En ce qui concerne la requête d'assistance judiciaire, aux termes de l'article 11 du règlement d'exécution de la Loi d'introduction de la LAVI, sauf difficultés particulières de la cause, la victime qui dépose une demande auprès du Département n'a pas droit à la désignation d'un avocat d'office. En l'espèce, la présente affaire ne présente pas de complications inhérentes par exemple à des recherches juridiques particulières ou la détermination du revenu de la victime au sens des articles 12-13 aLAVI. La requérante aurait pu s'adresser à l'autorité de céans - qui statue d'office - sans qu'il soit nécessaire de recourir aux services d'un avocat.
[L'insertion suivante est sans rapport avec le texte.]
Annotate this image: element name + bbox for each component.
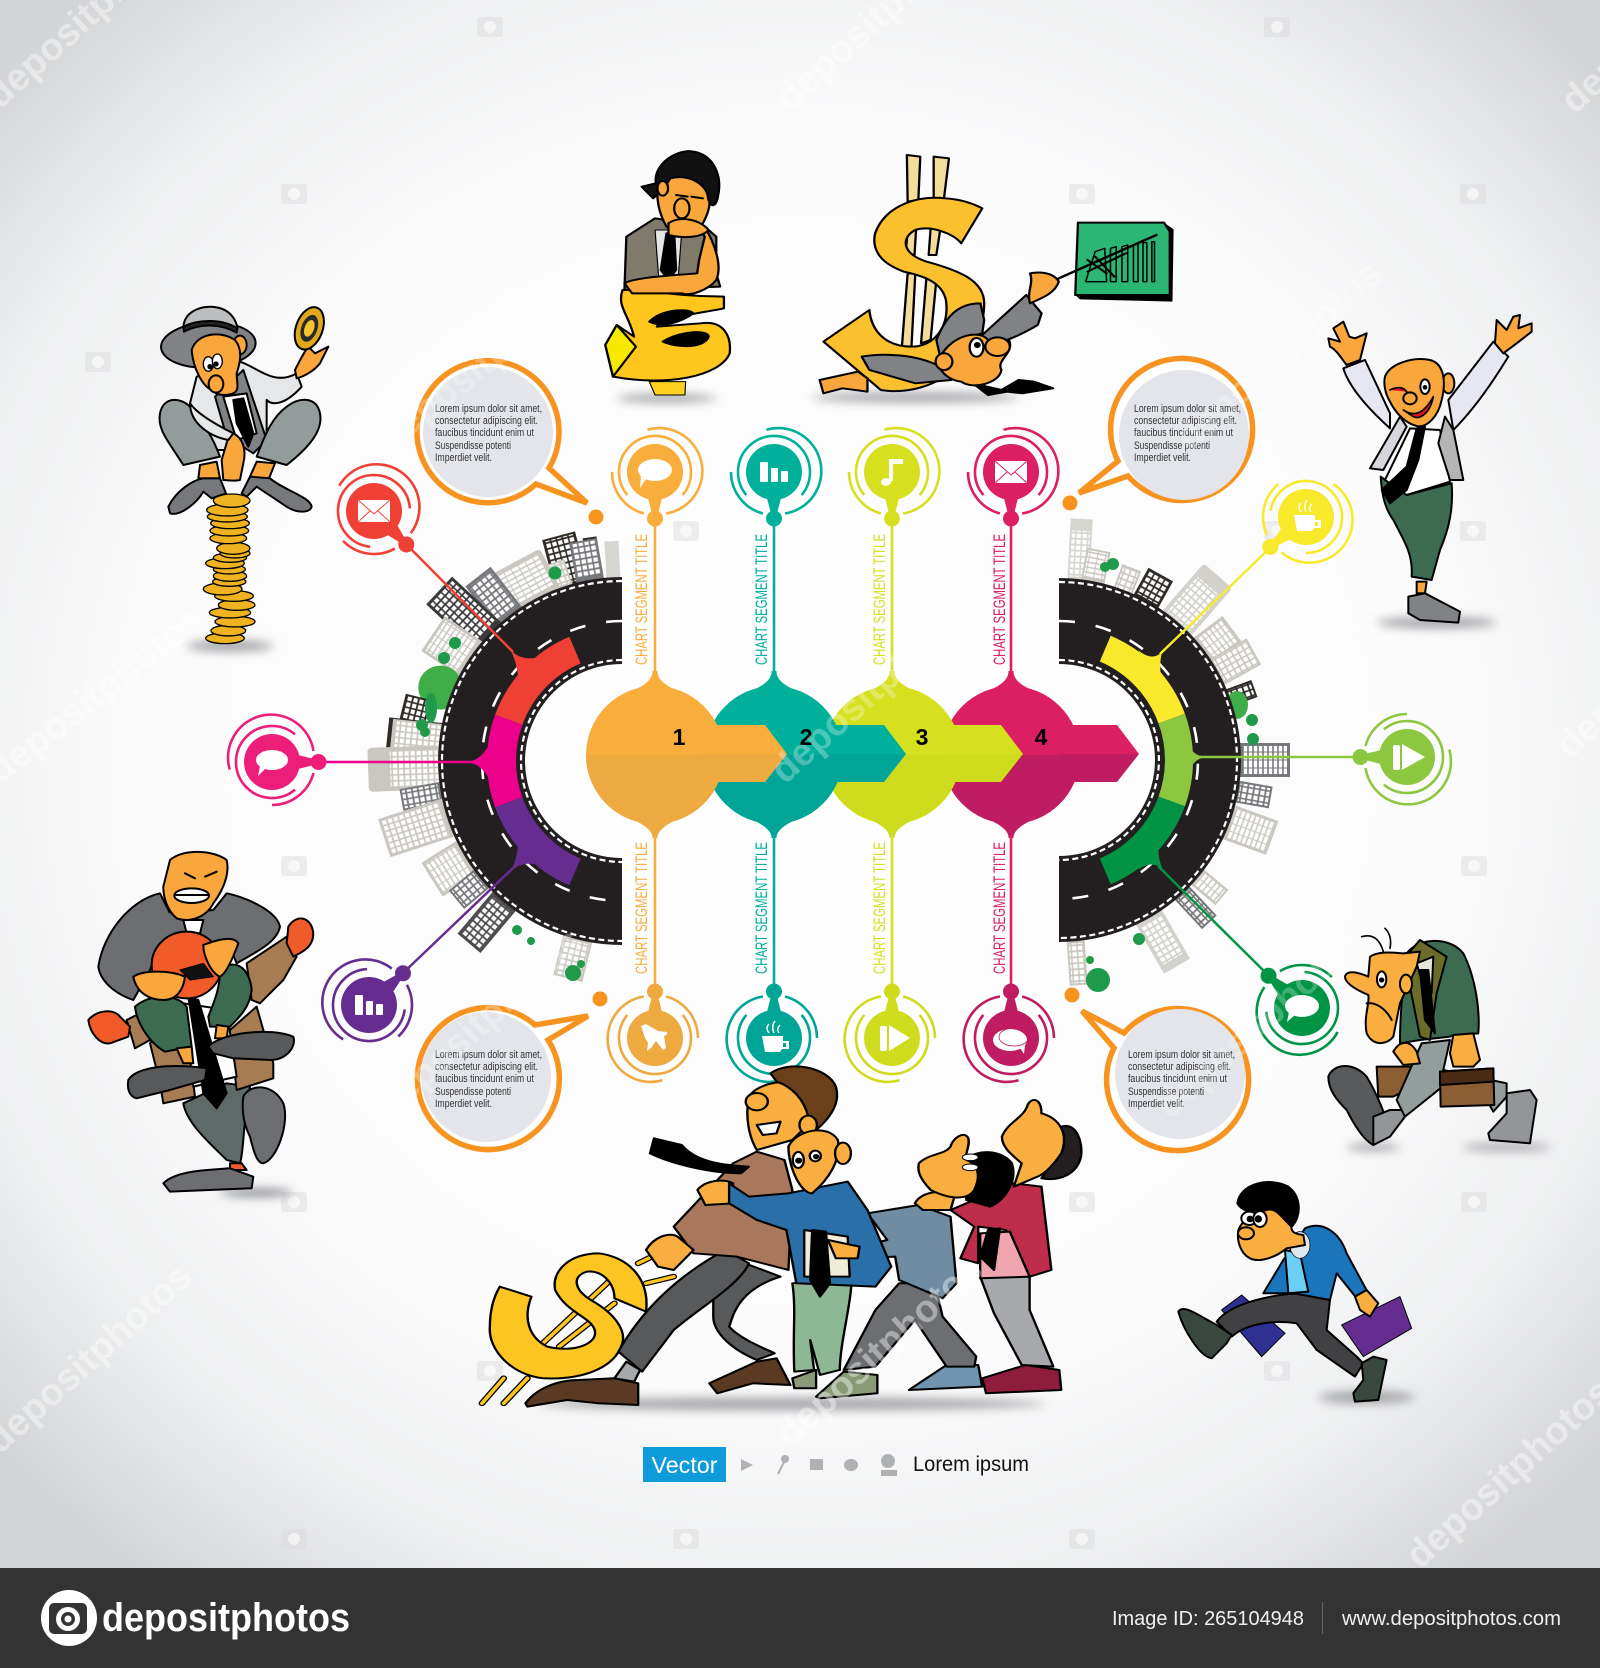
connector: purple — [402, 832, 541, 974]
chart segment titles: CHART SEGMENT TITLE — [632, 842, 651, 974]
road band: red — [495, 637, 581, 725]
icon: play light green — [1352, 714, 1451, 804]
cartoon: two fighting men — [88, 852, 313, 1197]
speech bubble: bottom right: faucibus tincidunt enim ut — [1128, 1073, 1227, 1085]
speech bubble: bottom left: Suspendisse potenti — [435, 1086, 511, 1098]
step numbers — [673, 724, 1048, 750]
connector: green — [1138, 835, 1268, 975]
speech bubble: bottom right: Suspendisse potenti — [1128, 1086, 1204, 1098]
speech bubble: top left: consectetur adipiscing elit. — [435, 415, 538, 427]
icon: plane bottom orange — [608, 984, 698, 1082]
speech bubble: top right: consectetur adipiscing elit. — [1134, 415, 1237, 427]
speech bubble: top right: Lorem ipsum dolor sit amet, — [1134, 403, 1241, 415]
speech bubble: bottom right: consectetur adipiscing elit. — [1128, 1061, 1231, 1073]
trees left — [416, 566, 585, 981]
speech bubble: top left: Lorem ipsum dolor sit amet, — [435, 403, 542, 415]
speech bubble: bottom left — [417, 992, 608, 1150]
vector badge — [643, 1447, 726, 1482]
diagonal stock watermarks: depositphotos — [368, 920, 591, 1127]
cartoon: dollar sign with crawling man and chart board — [812, 155, 1174, 403]
chart segment titles: CHART SEGMENT TITLE — [870, 534, 889, 665]
speech bubble: bottom right: Imperdiet velit. — [1128, 1098, 1185, 1110]
cartoon: cheering man — [1328, 315, 1532, 629]
cartoon: tired man with suitcases — [1328, 928, 1552, 1151]
chart segment titles: CHART SEGMENT TITLE — [990, 842, 1009, 974]
icon: chat pink — [228, 715, 326, 805]
city left — [367, 531, 620, 982]
footer logo — [41, 1590, 350, 1646]
diagonal stock watermarks: depositphotos — [768, 1248, 991, 1455]
chart segment titles: CHART SEGMENT TITLE — [632, 534, 651, 665]
trees right — [1086, 558, 1259, 992]
step numbers: 1 — [673, 724, 686, 750]
cartoon: group pulling the dollar sign — [482, 1066, 1081, 1411]
stems — [655, 518, 1011, 992]
footer bar — [0, 1568, 1600, 1668]
speech bubble: bottom left: Imperdiet velit. — [435, 1098, 492, 1110]
chart segment titles: CHART SEGMENT TITLE — [990, 534, 1009, 665]
icon: mail red — [313, 446, 446, 580]
cartoon: thinking man on S — [605, 151, 730, 403]
icon: chat bottom magenta — [964, 984, 1054, 1082]
diagonal stock watermarks: depositphotos — [1148, 920, 1371, 1127]
chart segment titles — [632, 534, 1009, 974]
footer image id: Image ID: 265104948 — [1112, 1608, 1304, 1630]
icon: speech top orange — [612, 428, 702, 526]
caption: Lorem ipsum — [913, 1453, 1029, 1476]
icon: mail top magenta — [968, 428, 1058, 526]
cartoon: man on coin stack — [159, 303, 329, 652]
icon: music top lime — [849, 428, 939, 526]
vector badge: Vector — [652, 1452, 718, 1478]
step 2 teal circle and arrow — [705, 671, 906, 838]
step 3 lime circle and arrow — [823, 671, 1023, 838]
icon: bars purple — [305, 933, 438, 1066]
footer logo: depositphotos — [102, 1596, 350, 1640]
speech bubble: bottom left: consectetur adipiscing elit. — [435, 1061, 538, 1073]
cartoon: running businessman — [1178, 1182, 1415, 1404]
icon: play bottom lime — [845, 984, 935, 1082]
speech bubble: top left: faucibus tincidunt enim ut — [435, 427, 534, 439]
connector: red — [407, 545, 541, 690]
road band: purple — [495, 797, 581, 885]
footer url: www.depositphotos.com — [1341, 1608, 1561, 1630]
diagonal stock watermarks: depositphotos — [763, 585, 986, 792]
road band: pink — [487, 715, 522, 807]
speech bubble: top right: faucibus tincidunt enim ut — [1134, 427, 1233, 439]
diagonal stock watermarks: depositphotos — [1168, 252, 1391, 459]
icon: coffee yellow — [1237, 456, 1370, 588]
road: right half ring — [1059, 578, 1241, 942]
step 4 magenta circle and arrow — [942, 671, 1139, 838]
chart segment titles: CHART SEGMENT TITLE — [870, 842, 889, 974]
road: left half ring — [438, 577, 622, 945]
road band: yellow — [1100, 636, 1185, 723]
step numbers: 3 — [916, 724, 928, 750]
connector: yellow — [1138, 545, 1273, 685]
connector: pink — [316, 738, 493, 785]
small grey icons — [741, 1454, 897, 1476]
step numbers: 4 — [1035, 724, 1048, 750]
chart segment titles: CHART SEGMENT TITLE — [752, 842, 771, 974]
icon: coffee bottom teal — [727, 984, 817, 1082]
connector: light green — [1183, 735, 1360, 782]
step numbers: 2 — [800, 724, 812, 750]
speech bubble: top right: Imperdiet velit. — [1134, 452, 1191, 464]
step 1 orange circle and arrow — [586, 671, 787, 838]
speech bubble: top left: Imperdiet velit. — [435, 452, 492, 464]
speech bubble: top left: Suspendisse potenti — [435, 440, 511, 452]
speech bubble: top left — [417, 361, 604, 524]
city right — [1067, 518, 1290, 986]
speech bubble: top right — [1062, 358, 1253, 510]
speech bubble: top right: Suspendisse potenti — [1134, 440, 1210, 452]
diagonal stock watermarks: depositphotos — [370, 265, 602, 459]
chart segment titles: CHART SEGMENT TITLE — [752, 534, 771, 665]
road band: green — [1100, 797, 1185, 884]
speech bubble: bottom right — [1064, 988, 1249, 1151]
road band: light green — [1158, 714, 1193, 806]
speech bubble: bottom left: Lorem ipsum dolor sit amet, — [435, 1049, 542, 1061]
icon: bars top teal — [731, 428, 821, 526]
speech bubble: bottom left: faucibus tincidunt enim ut — [435, 1073, 534, 1085]
speech bubble: bottom right: Lorem ipsum dolor sit amet, — [1128, 1049, 1235, 1061]
icon: chat green — [1230, 939, 1363, 1073]
footer divider — [1322, 1602, 1323, 1634]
Elle aurait pu au besoin solliciter l'aide du centre LAVI et/ou remplir le formulaire usuel tendant à l'octroi d'indemnités LAVI. Dans ces conditions, la requête d'assistance judiciaire sera rejetée.
F.
En résumé, il sera alloué à la requérante une somme forfaitaire et globale deCHF 2'000.-à titre de réparation morale LAVI.
Conformément à l'article 14 du règlement d'exécution de la Loi d'introduction de la Loi fédérale sur l'aide aux victimes d'infractions, la présente décision est rendue sans frais ni allocations de dépens.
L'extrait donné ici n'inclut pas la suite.